Givat HaEitam is the northern most hill of the Efrat Municipality, a south Jerusalem suburb, and was approved as part of the city's limits. Israel's Housing Ministry originally planned to build 2,500 Jewish housing units on the hill. All of that changed when the architects of Israel's Partition Wall planned the route to truncate Givat HaEitam from the rest of Efrat, leaving it on PA-controlled Bethlehem's side of the wall.
Jews from all over the country answered the call to protest the shrinking of Efrat and came out Wednesday to establish a Jewish presence on Givat HaEitam. The Partition Wall is not yet built there, and protestors hope that as a result of their actions, the route will be changed to incorporate Givat HaEitam back into Efrat as per original plans.
MK Aryeh Eldad was at the protests and attempted to lower tensions and relay a report to Public Security Minister Avi Dichter about what was happening.
The activists came to create a new community at the site. 13 people have been arrested, including Baruch Marzel, the head of the Jewish Front movement, who is being held on suspicion that he incited youths to enter a closed military zone, and Rabbi Moshe Levinger, the father of the renewed Jewish community in Hevron. At least two women were among those arrested.
The event's organizers said that hundreds of people continue to stream up the hill and that those who reached the top had begun building a stone structure. Security forces chased down the protestors detaining busloads of them. Police struck some activists and twisted arms, despite the event being one of civil disobedience.
"The ascenders, including old people and women, are being beaten with no justification by the IDF and the police," the organizers claimed. They said that Rabbi Levinger was also beaten by police.
'The ascenders, including old people and women, are being beaten with no justification by the IDF and the police.'
Faced with an onslaught of Border Guard policemen and Yasam Special Force Units, the activists scattered in the fields and reorganized in groups of about 30 each before attempting the ascent again.
Rabbi Shlomo Riskin of Efrat, Rabbi Moshe Levinger of Hevron, Rabbi Gidon Perl and Rabbi Shimon Golan encouraged the civilians to continue in their peaceful action of establishing a Jewish presence on the barren hill.
Activists in Efrat said earlier Wednesday that the IDF should not have deployed large forces to fight them. "It is a national disgrace that in order to prevent the ascent to Eitam, the Yehuda Regiment assembled a large force that includes two infantry battalions, a reconnaissance unit and hundreds of police officers, including YASAM (SWAT) teams," they said. "This force should be used against terrorists and crime families and not against Jews," the HaEitam Headquarters said.
Security forces claim the community on HaEitam Hill is an "illegal outpost."
IsraelNationalRadio Showhost Jeremy Gimpel was amongst those detained temporarily. He said:
"Three guards were watching over our group of detained activists. One guard was from Russia, one from Ethiopia, and one from Kazakhstan. I pointed out to them that I am from the US, and they are each from their respective countries. What brings us together is that we are brothers who have returned to Zion to establish a Jewish presence in our Holy Land after 2,000 years. I continued talking to them about the importance of strengthening Israel through settlement, through Jewish brotherly love, and through a return to Torah values. Suddenly, a 4th guard, apparently a Druze Arab, came over and shouted at me to shut up. The three guards shouted back, however, and insisted that I continue to talk to them."
The HaEitam project is only the opening shot in a large scale campaign of renewal that the activists are planning to put into motion.
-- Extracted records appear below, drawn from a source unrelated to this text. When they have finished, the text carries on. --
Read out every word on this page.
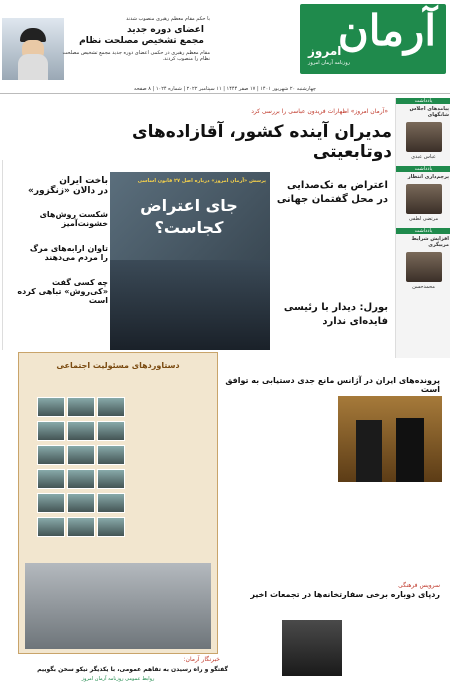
با حکم مقام معظم رهبری منصوب شدند
اعضای دوره جدید
مجمع تشخیص مصلحت نظام
مقام معظم رهبری در حکمی اعضای دوره جدید مجمع تشخیص مصلحت نظام را منصوب کردند.
آرمان
امروز
روزنامه آرمان امروز
چهارشنبه ۲۰ شهریور ۱۴۰۱ | ۱۷ صفر ۱۴۴۴ | ۱۱ سپتامبر ۲۰۲۲ | شماره ۱۰۲۴ | ۸ صفحه
«آرمان امروز» اظهارات فریدون عباسی را بررسی کرد
مدیران آینده کشور، آقازاده‌های دوتابعیتی
یادداشت
پیامدهای اجلاس شانگهای
عباس عبدی
یادداشت
پرچم‌داری انتظار
مرتضی لطفی
یادداشت
افزایش شرایط مربیگری
محمدحسن
باخت ایران
در دالان «زنگزور»
شکست روش‌های
خشونت‌آمیز
تاوان ارابه‌های مرگ
را مردم می‌دهند
چه کسی گفت
«کی‌روش» تباهی کرده است
پرسش «آرمان امروز» درباره اصل ۲۷ قانون اساسی
جای اعتراض
کجاست؟
اعتراض به تک‌صدایی
در محل گفتمان جهانی
بورل: دیدار با رئیسی
فایده‌ای ندارد
پرونده‌های ایران در آژانس مانع جدی دستیابی به توافق است
دستاوردهای مسئولیت اجتماعی
سرویس فرهنگی
ردپای دوباره برخی سفارتخانه‌ها در تجمعات اخیر
خبرنگار آرمان:
گفتگو و راه رسیدن به تفاهم عمومی، با یکدیگر نیکو سخن بگوییم
روابط عمومی روزنامه آرمان امروز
The organization "Yishuv Achshav" (Settlement Now) is a coalition of organizations that include the Land of Israel Faithful, Youth for the Land of Israel, Women in Green and the Action Committees for Hevron and Kiryat Arba.
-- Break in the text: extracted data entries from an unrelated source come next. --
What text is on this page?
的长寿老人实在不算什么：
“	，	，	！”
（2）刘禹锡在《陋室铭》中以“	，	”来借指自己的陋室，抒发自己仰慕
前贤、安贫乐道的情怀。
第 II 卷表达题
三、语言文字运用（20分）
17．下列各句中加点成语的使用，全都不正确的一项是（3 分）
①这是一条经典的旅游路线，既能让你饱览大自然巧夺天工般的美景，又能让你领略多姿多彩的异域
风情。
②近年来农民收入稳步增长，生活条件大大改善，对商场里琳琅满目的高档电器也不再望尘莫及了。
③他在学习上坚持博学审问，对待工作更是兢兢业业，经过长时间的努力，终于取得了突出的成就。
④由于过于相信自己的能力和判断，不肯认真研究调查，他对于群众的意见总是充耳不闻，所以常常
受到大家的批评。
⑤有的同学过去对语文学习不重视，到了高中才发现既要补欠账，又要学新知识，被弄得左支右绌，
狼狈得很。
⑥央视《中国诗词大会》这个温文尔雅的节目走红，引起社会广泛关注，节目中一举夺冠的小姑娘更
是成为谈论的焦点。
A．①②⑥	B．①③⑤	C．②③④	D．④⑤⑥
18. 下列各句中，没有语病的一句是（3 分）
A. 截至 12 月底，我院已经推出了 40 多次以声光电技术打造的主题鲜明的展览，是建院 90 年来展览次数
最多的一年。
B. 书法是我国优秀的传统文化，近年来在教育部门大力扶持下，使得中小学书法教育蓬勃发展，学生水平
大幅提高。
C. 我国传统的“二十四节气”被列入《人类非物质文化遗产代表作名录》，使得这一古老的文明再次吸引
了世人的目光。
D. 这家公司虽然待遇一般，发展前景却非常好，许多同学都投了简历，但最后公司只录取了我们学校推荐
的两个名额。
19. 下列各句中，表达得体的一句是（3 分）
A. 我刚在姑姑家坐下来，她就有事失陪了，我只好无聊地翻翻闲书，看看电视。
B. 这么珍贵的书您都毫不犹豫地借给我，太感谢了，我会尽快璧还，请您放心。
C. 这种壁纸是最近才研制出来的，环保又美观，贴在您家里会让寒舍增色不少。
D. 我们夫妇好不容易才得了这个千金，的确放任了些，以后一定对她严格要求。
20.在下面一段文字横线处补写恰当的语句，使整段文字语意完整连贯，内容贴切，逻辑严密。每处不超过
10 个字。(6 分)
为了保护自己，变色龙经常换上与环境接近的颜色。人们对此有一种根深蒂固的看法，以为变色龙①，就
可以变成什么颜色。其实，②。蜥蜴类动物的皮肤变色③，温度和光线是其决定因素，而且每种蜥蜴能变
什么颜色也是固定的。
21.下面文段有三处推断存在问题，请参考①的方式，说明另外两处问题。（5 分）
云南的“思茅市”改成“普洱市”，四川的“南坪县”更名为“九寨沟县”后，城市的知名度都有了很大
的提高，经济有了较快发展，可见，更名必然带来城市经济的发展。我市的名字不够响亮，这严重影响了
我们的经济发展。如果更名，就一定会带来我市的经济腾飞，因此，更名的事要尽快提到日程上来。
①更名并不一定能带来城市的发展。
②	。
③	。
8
The organizers say that groups of families will settle on different hills in Judea and Samaria, with the purpose of building new communities in the Land of Israel. "This is our answer to the ongoing policy of surrendering to the enemy," they said. "We will ascend HaEitam Hill, establish roots in it and declare: 'we shall continue to build you, Land of Israel!'"
"Two years after the terrible eviction of our brothers from Gush Katif and northern Samaria," they lamented, "Gaza has become Hamastan. Sderot and nearby communities are bombarded." Despite the fact that "anyone with half a brain" now realizes that handing over parts of the homeland to the enemy endangers the country," they said, "our political leaders intend to surrender, retreat, give up, hand over more and drive [us] away. Instead of trying to strengthen the People of Israel and defeating the Arab enemy endangering our existence on its own territory, the government busies itself day and night with attempts to set up a terror state in Judea and Samaria."